Very good results today more than enough power to run the cooler and charge the battery. Also prepared a video for the 2015 Hackaday Prize Semifinals Video. Particularly good as it is spring and the sun isn't at its seasonal peak clear day 21C max.

3 hours of sunshine got the tank down to 4C with improved tank insulation and storage capacity this is ample for reproducing dew-point conditions in the condenser.

In preparation of dew collection I've added an insulating coat for the condenser vessel.

I'm currently wiring up the new rig and testing cooling systems for a stand alone solar powered test on Saturday as it's expected to be sunny and I want to get some video for my semifinalist entry.

Cooling system and new storage tank working well 20 Litres of coolant to -1.8C in ~6 hours.

This weekend I assembled some framework to support the Solar Panel to make the project completely self-contained. I also took the opportunity to upgrade the coolant insulated storage tank. The manufacturers claim it can keep ice cold for 3 days.

Most of my experiments to date have been indoors, as I live in the southern hemisphere and it's been winter, and winter in Adelaide it rains most of the time. It's now spring and the sun starts shining again so I can start the solar power side of this project.

However although it's spring here in Adelaide the weather is at its most variable with beautiful sunny weather one minute, then cloudy and showers the other, this happens multiple times a day. My son Charlie 10yo

Here is the frame that this will be mounted on, including all the equipment.

Just picked up 2 new 260W Australian made solar panels directly from the Tindo Solar factory who agree to sell them to me at wholesale for this project.

Very high quality and very efficient datasheet here: http://www.tindosolar.com.au/product/tindo-karra-260-dc/

I've been trying to put together a video about this project entry. I have a great admiration for people who produce youtube videos some of my favorites include Veritasium, Applied Science and Vsauce. Although I love making things and talking about it I find this part of the competition the hardest part by far. Here is my first draft, still working on the electronics and solar panel side of the project which I will add to the video.

I have order 2 Panels are 260W Vmp is 30.2V and Imp is 8.6A tindo solar who where kind enough to sell these to me at the whole price. I am currntly preparing the Solar Panel Regular, Charger and Mosfet Controllers.

Paul Schulz has join the team and is currently developing some code to run on an arduino for sensors and control. Its Brain will be a Raspberry pi2.

// Digital Inputs
const int ctlCoolerPin        =  2;
const int ctlCoolerFanPin     =  3;
const int ctlCoolerPumpPin    =  4;
const int ctlCondenserFanPin  =  5;
const int ctlCondenserPumpPin =  6;

// Outputs
const int outCoolerPin        =  7; 
const int outCoolerFanPin     =  8;
const int outCoolerPumpPin    =  9; // PWM 
const int outCondenserFanPin  = 10; // PWM
const int outCondenserPumpPin = 11; // PWM   
const int outStatus1Pin       = 12;
const int outStatus2Pin       = 13;

// Analog in
const int analog1Pin = 0;
const int analog2Pin = 1;
const int analog3Pin = 2;
const int analog4Pin = 3;
const int analog5Pin = 4;
const int analog6Pin = 5;

I'm currently developing the electronics to control the Dew-Point Water Harvester.
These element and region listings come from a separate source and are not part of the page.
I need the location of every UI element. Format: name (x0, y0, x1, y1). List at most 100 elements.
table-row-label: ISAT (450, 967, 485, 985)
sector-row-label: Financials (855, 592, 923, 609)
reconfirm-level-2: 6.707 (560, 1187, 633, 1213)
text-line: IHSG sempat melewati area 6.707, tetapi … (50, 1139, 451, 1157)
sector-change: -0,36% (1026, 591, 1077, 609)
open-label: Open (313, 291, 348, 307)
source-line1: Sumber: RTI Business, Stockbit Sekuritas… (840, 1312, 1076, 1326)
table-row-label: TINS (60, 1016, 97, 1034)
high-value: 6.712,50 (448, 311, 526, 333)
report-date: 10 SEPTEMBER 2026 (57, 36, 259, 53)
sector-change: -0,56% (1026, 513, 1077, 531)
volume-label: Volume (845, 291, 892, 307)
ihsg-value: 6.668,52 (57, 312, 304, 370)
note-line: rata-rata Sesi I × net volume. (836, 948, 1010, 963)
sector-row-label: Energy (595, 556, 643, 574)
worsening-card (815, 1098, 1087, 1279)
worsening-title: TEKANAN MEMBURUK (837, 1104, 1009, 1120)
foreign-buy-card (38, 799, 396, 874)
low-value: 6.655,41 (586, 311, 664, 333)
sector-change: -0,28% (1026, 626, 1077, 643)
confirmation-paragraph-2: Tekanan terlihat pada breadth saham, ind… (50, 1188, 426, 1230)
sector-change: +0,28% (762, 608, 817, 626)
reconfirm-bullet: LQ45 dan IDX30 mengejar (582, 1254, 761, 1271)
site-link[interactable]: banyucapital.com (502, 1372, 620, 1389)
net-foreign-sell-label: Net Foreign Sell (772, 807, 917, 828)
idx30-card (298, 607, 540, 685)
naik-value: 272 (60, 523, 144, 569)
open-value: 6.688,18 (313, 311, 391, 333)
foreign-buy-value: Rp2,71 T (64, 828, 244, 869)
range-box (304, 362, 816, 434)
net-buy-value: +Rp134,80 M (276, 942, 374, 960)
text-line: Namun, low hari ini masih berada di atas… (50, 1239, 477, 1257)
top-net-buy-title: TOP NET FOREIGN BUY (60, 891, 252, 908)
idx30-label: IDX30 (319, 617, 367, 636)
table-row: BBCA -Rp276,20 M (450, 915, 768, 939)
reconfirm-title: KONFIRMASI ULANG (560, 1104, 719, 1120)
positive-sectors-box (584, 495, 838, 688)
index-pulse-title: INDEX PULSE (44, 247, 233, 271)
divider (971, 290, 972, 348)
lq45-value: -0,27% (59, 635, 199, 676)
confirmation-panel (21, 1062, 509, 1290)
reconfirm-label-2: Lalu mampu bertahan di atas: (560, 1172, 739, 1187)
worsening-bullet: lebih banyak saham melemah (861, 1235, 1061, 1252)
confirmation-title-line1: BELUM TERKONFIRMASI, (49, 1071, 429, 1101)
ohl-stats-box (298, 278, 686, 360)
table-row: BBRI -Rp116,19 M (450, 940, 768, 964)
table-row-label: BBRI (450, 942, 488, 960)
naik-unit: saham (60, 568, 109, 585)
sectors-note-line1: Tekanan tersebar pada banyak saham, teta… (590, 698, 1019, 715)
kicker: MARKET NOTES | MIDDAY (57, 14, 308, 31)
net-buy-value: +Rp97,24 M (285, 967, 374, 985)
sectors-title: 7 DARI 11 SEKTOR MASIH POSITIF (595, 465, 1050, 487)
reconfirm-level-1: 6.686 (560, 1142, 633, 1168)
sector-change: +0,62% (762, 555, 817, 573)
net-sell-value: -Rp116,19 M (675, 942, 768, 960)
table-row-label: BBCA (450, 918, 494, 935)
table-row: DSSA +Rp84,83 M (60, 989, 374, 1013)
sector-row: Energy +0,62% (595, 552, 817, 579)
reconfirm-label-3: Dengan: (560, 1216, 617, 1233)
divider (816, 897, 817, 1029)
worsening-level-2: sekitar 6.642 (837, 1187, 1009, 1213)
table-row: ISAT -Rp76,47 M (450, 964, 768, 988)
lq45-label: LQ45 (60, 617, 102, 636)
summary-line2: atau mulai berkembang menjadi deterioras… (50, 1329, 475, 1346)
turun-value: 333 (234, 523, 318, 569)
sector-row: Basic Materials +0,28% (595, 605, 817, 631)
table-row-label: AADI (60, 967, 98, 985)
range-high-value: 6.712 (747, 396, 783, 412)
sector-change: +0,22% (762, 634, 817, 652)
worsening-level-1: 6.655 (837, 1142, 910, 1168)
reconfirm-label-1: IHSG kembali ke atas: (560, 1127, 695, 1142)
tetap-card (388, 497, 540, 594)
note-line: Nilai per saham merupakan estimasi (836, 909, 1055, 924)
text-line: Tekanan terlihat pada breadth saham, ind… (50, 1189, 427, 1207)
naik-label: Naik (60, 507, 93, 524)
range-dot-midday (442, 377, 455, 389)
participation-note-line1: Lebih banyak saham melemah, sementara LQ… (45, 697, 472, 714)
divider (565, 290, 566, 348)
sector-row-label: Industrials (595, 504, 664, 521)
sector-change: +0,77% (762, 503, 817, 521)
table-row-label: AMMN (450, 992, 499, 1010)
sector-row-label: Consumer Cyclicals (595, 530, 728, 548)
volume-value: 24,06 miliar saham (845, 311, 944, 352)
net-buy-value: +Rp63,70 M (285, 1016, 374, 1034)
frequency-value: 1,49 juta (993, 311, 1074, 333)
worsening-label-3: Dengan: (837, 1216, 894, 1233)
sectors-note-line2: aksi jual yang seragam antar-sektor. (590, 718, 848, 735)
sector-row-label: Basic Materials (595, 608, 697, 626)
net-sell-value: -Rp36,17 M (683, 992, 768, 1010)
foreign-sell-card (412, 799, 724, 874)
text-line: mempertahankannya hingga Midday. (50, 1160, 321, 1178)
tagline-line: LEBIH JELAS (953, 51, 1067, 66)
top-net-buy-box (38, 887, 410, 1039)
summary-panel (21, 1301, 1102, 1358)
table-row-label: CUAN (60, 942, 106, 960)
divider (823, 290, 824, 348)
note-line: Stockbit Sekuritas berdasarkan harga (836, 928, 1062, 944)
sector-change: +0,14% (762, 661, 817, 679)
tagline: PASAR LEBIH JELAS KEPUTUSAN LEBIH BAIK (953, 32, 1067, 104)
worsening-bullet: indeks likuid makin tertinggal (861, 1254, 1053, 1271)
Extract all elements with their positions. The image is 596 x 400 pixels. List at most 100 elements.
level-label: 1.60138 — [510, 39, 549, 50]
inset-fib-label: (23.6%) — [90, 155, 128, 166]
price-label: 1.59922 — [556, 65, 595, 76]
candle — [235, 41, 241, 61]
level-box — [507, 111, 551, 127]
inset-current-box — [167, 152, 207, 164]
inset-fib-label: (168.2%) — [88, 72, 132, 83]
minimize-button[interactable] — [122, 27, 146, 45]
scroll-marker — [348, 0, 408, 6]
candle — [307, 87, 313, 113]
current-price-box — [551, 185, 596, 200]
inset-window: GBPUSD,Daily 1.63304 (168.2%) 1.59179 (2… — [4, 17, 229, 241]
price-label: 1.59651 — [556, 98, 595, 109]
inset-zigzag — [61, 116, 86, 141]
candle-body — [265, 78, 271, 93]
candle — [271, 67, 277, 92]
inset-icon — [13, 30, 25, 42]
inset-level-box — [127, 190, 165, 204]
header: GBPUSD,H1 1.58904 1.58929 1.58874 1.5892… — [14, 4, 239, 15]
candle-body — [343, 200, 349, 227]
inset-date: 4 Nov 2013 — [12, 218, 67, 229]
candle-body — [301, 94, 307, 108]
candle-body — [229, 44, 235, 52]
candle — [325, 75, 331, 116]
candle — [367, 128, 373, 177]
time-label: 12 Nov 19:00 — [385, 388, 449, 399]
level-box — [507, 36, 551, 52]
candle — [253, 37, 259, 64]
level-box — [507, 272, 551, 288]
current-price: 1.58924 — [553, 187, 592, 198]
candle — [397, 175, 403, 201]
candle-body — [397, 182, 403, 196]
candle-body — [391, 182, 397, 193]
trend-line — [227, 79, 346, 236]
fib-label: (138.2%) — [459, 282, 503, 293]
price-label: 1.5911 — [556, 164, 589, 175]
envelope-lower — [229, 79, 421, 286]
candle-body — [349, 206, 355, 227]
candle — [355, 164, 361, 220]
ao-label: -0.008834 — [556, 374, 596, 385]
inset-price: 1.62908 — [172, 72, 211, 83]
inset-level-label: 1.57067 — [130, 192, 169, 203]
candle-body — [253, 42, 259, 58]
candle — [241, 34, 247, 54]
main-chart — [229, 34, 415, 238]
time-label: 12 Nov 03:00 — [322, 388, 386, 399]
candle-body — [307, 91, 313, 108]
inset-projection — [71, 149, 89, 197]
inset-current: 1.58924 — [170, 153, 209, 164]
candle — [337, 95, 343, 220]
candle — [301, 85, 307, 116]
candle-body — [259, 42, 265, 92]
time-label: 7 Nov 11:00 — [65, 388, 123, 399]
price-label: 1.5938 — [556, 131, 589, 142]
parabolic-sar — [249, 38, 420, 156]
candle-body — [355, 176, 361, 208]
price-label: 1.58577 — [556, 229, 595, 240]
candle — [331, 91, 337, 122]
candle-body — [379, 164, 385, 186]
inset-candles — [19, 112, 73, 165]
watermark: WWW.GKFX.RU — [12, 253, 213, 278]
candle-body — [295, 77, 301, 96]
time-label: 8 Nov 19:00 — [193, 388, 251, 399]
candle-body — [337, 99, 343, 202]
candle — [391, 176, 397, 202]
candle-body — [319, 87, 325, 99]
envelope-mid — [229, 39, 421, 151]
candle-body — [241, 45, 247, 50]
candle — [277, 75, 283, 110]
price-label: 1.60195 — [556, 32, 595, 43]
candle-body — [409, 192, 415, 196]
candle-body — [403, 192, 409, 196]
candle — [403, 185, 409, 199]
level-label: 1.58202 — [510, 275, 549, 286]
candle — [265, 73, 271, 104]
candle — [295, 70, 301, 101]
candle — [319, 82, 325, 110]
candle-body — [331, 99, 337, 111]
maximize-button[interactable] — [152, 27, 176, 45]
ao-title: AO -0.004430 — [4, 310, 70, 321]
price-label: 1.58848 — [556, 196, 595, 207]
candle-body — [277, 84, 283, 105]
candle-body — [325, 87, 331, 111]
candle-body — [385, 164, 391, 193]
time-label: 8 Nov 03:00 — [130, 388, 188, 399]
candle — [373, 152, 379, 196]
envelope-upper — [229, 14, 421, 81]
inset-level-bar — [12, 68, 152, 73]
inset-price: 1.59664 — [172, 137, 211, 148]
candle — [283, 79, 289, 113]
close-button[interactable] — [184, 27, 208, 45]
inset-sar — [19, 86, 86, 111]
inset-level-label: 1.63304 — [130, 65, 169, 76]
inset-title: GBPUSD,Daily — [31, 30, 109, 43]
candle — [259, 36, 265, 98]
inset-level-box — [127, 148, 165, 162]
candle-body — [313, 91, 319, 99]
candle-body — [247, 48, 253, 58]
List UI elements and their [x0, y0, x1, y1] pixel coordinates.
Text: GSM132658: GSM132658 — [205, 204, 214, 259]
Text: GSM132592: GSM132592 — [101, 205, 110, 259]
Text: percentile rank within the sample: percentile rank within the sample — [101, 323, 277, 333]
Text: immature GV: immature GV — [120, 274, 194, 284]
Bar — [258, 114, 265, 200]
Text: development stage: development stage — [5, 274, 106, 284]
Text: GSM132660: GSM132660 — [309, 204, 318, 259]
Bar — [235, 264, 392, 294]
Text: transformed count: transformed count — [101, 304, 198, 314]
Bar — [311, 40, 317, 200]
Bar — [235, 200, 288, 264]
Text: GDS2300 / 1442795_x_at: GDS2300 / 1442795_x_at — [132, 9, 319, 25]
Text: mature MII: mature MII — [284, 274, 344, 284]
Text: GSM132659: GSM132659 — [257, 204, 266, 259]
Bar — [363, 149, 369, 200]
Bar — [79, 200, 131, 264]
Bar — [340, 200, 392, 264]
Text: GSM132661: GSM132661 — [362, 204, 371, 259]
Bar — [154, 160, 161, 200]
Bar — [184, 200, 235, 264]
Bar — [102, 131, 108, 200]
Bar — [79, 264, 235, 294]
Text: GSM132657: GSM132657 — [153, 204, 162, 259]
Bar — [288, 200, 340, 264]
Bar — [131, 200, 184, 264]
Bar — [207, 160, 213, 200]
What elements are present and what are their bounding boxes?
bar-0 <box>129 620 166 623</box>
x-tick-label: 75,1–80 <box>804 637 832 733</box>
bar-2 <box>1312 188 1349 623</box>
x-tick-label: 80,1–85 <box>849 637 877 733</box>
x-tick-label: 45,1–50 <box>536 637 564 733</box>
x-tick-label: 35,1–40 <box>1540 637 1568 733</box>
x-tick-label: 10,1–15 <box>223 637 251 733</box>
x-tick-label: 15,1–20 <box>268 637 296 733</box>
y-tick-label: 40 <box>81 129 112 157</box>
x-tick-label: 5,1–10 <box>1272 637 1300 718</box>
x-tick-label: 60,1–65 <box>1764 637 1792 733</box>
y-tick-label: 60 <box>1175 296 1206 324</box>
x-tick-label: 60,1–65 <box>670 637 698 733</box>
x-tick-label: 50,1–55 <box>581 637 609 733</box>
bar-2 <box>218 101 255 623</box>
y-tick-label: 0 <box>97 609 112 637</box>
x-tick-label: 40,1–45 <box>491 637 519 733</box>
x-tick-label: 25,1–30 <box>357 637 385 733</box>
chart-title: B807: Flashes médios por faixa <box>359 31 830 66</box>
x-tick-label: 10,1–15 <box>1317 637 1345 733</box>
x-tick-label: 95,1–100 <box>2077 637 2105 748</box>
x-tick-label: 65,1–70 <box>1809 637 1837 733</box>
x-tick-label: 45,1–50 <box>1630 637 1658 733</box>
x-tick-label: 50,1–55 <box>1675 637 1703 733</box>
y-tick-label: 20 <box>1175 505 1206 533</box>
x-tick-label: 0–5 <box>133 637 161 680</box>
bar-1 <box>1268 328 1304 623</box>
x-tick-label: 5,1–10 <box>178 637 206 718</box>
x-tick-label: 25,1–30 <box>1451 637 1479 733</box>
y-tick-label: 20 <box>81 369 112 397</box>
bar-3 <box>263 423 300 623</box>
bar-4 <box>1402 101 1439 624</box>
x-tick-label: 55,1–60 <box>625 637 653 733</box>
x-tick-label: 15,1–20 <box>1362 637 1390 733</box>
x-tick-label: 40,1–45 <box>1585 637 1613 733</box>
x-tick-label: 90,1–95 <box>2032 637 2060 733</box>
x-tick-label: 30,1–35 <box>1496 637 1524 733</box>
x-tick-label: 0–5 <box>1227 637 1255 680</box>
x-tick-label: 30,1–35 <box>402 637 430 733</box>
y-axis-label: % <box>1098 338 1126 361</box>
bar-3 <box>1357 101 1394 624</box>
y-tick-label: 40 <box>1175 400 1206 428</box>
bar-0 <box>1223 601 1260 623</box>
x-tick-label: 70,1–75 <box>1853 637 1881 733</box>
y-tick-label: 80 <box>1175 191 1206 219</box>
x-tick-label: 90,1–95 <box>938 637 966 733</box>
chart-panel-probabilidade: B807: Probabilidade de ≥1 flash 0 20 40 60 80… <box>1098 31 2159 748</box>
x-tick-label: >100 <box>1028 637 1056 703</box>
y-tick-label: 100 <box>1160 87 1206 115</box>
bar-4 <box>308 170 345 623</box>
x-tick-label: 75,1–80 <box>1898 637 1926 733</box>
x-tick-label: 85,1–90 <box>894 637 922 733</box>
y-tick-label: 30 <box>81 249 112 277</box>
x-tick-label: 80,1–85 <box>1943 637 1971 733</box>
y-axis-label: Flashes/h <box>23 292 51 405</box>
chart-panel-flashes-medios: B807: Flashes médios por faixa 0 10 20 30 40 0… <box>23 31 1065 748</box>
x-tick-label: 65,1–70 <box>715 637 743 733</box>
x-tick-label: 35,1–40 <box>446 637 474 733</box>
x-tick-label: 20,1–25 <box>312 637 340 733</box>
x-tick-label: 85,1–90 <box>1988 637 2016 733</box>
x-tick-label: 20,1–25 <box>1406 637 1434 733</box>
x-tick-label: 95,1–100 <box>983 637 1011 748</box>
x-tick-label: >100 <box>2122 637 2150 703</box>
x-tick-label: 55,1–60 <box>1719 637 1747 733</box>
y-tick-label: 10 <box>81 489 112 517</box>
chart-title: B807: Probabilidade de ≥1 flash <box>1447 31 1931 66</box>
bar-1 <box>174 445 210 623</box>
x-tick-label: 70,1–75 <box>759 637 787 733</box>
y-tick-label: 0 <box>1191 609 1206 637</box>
An area I have identified when experimenting with the basic prototype is that reducing the temperature of the condenser coil far below the dew-point temperature does not automatically equate into an increased rate of water collection. With the additional temperature monitoring of the condenser and a PWM control to the speed (flow rate) of the submersible pump it would be possible to regulate the temperature at the optimum temperature. This will decrease the rate at which coolant is reheated heated and increase the time available to collect dew, consequently more water.